Dave & Buster’s Entertainment Inc.’s gap between food and beverage and amusements revenue narrowed in the fourth quarter as the company worked to streamline its menu offerings, executives said Tuesday.
The Dallas-based operator of large-format gaming-restaurant venues has been working to simplify its menu over the past year, said Brian Jenkins, Dave & Buster’s CEO, in a fourth-quarter earnings call.
“Our simplification efforts allowed us to reduce the size of our February menu by another 15% on top of 20% reduction implemented a year ago,” Jenkins said. “Our menu is now appropriately streamlined and still offers a great variety with approximately 40 food items and over 20 different hand-crafted cocktails.”
Joe DeProspero, Dave & Buster’s interim chief financial officer, said amusements and other sales were 55.5% of total revenues in the quarter, but the gap with food and beverage narrowed from the third quarter.
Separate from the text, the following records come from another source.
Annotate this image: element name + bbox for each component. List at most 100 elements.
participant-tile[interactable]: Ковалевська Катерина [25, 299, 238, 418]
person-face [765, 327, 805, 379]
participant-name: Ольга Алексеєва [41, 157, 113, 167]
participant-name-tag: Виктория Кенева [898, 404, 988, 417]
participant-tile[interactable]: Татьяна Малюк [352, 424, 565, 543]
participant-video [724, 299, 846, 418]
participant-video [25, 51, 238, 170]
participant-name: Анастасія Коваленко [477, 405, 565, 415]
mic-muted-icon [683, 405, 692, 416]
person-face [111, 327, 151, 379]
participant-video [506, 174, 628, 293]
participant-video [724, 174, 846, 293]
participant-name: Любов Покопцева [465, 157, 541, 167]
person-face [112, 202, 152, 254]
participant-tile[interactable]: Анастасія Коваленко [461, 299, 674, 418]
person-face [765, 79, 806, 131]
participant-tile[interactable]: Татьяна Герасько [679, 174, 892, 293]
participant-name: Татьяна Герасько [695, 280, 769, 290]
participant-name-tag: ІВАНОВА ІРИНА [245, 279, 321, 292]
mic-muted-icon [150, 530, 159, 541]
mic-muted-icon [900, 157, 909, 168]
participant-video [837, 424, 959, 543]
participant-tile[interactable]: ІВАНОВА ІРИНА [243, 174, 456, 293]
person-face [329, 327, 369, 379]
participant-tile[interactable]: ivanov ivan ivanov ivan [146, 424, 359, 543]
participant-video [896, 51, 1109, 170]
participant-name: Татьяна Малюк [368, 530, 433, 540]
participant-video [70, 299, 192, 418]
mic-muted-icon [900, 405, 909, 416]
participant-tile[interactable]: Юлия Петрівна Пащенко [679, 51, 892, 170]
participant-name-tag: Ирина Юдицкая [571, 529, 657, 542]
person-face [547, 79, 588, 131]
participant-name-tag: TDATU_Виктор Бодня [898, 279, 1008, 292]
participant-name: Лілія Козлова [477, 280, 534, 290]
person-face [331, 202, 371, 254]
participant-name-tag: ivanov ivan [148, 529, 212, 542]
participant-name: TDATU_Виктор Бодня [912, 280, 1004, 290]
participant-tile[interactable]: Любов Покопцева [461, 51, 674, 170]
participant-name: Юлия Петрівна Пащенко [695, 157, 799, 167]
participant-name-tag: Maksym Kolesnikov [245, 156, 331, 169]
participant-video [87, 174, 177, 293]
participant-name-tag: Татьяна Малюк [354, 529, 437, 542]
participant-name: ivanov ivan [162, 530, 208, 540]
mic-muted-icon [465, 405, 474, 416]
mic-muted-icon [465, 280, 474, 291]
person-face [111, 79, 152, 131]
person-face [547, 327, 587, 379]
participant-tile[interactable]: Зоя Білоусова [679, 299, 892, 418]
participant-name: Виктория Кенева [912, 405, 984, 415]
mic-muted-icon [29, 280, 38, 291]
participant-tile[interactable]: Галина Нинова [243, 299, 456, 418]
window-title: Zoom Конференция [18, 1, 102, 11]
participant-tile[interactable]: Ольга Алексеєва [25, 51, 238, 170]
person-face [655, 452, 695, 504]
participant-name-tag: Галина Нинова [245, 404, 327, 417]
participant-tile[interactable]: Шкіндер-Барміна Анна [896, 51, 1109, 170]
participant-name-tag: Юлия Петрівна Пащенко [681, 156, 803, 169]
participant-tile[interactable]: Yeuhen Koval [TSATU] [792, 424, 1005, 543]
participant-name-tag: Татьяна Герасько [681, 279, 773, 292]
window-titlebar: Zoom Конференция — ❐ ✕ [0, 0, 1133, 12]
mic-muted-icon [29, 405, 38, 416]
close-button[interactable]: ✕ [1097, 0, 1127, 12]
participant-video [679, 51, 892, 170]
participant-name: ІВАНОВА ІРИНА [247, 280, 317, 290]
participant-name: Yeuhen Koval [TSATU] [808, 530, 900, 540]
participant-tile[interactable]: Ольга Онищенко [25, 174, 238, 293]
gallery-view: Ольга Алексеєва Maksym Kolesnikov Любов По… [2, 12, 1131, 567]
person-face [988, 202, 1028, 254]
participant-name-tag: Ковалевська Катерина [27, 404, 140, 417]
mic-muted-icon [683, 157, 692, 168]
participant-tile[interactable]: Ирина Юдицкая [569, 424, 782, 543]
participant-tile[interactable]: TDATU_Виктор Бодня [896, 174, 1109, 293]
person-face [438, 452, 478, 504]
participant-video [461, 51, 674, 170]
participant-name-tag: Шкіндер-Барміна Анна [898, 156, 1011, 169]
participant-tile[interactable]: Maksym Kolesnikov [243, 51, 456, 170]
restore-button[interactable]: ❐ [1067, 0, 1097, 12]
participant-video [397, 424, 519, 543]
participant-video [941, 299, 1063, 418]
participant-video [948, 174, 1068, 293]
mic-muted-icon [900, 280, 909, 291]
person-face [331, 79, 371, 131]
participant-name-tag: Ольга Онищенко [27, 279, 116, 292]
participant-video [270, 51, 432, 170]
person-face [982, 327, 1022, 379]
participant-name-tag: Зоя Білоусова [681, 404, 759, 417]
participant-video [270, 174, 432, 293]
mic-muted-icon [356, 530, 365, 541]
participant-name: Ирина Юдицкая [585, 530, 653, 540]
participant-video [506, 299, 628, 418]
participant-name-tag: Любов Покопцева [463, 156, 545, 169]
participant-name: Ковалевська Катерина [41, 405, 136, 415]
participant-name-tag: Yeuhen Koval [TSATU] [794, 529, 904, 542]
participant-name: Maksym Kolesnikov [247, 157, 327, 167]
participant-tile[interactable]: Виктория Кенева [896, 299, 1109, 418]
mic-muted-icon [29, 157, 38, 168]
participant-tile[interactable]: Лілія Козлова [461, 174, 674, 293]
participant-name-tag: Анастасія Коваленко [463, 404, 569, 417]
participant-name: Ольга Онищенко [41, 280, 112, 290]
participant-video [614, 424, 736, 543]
The company did see increased costs in food and beverage, he said.
“The increase in F&B costs and reduced gap with amusements was driven in part by the favorable impact of the All You Can Eat Wings promotion partially offset by the unfavorable impact of a slight decline in special events, which has a higher mix of F&B,” DeProspero explained.
Andy Barish, an analyst with Jefferies, said in a report: “We expect to see continued promos around value, especially on underutilized weeknights.”
Jenkins said Dave & Buster’s rolled out premium choice steaks in February in conjunction with the launch of a new menu.
“We've also introduced healthier offerings, such as an on-trend ‘Simply Grilled’ chicken with ‘zoodles,’ a zucchini-based noodle that guests can substitute in pastas,” he said.
In December, Dave & Buster's, a full-service foodservice format since its founding in 1982, introduced its first fast-casual offering, a stand-alone T&T Tacos concept in Dallas.
Jenkins said the taco concept, which had been converted from a private-dining space, was introduced “to gauge the potential demand for a more convenient and accessible food option.”
So far, he added, “the offering has been well received by those who have experienced it. Initial demand has not been as strong as we anticipated, and we are working to improve in-store awareness and utilization and remain optimistic about this opportunity.”
Dave & Buster’s in the quarter also expanded its virtual-reality gaming offerings with the launch of Dragonfrost, a proprietary brand aimed at a younger audience, and tapped into brands like “Star Trek: Dark Remnant” and “Men in Black” for older customers. About half the stores took price increases in the virtual-reality games in the quarters, and the company introduced new RFID, or radio frequency identification, playing cards with higher activation fees.
For the fourth quarter ended Feb. 3, Dave & Buster’s reported net income, with special charges, fell 17.4% to $29.4 million, or 75 cents a share, from $35.6 million, or 85 cents a share, in the prior-year period. Revenues increase 8.1% to $331.8 million from $304.9 million in the same quarter last year.
Same-store sales increased 2.9% in the quarter, exceeding analysts’ expectations. Dave & Buster’s stock price was up nearly 4%, to about $52.40 a share, at midday Wednesday.
Dave & Buster's owns and operates 125 venues in 39 states, Puerto Rico and Canada.